O poder das profecias que Ngundeng Bong fez para os nuer na virada do último século posicionou o Exército Branco como uma parte relevante de qualquer aliança militar ou política.

Enquanto sentamos debaixo das sombras das árvores, Amos explica a estranha válvula de pressão que engatilha esse exército: “Na cultura nuer, pensamos em todos como iguais, mas, ao mesmo tempo, os nuer sempre acham que estão no comando. Os nuer são sempre pacientes. Eles aguentam muita coisa.”

“Desde 2005, os dinka têm obtido os bons empregos. Não começamos a briga. Tentaram desarmar os nuer da guarda presidencial Tiger, e agora o Exército Branco virá”.

Machar tem mais do que violência em massa ao seu lado – ele tem religião.

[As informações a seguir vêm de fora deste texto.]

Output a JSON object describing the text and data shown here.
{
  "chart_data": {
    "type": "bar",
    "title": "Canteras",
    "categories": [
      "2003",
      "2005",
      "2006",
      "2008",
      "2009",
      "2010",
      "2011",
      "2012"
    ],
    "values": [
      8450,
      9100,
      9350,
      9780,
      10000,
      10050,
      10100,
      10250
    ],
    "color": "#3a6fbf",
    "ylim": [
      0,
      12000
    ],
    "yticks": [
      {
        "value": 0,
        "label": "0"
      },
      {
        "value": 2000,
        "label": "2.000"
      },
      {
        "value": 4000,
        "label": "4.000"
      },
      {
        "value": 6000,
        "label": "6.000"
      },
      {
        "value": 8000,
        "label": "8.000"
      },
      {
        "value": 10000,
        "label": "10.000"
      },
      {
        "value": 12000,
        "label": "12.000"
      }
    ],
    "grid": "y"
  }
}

Até o mítico líder Bong previu que o país seria governado por um nuer canhoto sem as tradicionais marcas tribais. O líder independista está feliz em cumprir a profecia.

Enquanto estamos lá sentados conversando, o antigo inimigo mortal de Machar, general Peter Gadet, aparece.

Gadet quase destruiu o Sudão do Sul antes mesmo de o país ter começado a existir. Ele desertou na primavera de 2001 e lutou por 6 meses antes de ser reintegrado ao exército como líder da Oitava Divisão. Antes disso, integrou as fileiras ao lado de Machar pelo controle dos campos petrolíferos. Então, em dezembro, deixou o líder da independência do país novamente e atacou Bor com o Exército Branco, indo longe o bastante para colocar a capital do Sudão do Sul, Juba, em risco. Os ungandenses conseguiram detê-lo. Agora ele faz parte do conselho de guerra com Machar, planejando suas próximas jogadas. A estratégia deles não é espiritual. Eles planejam atacar o norte, marchando na direção do petróleo.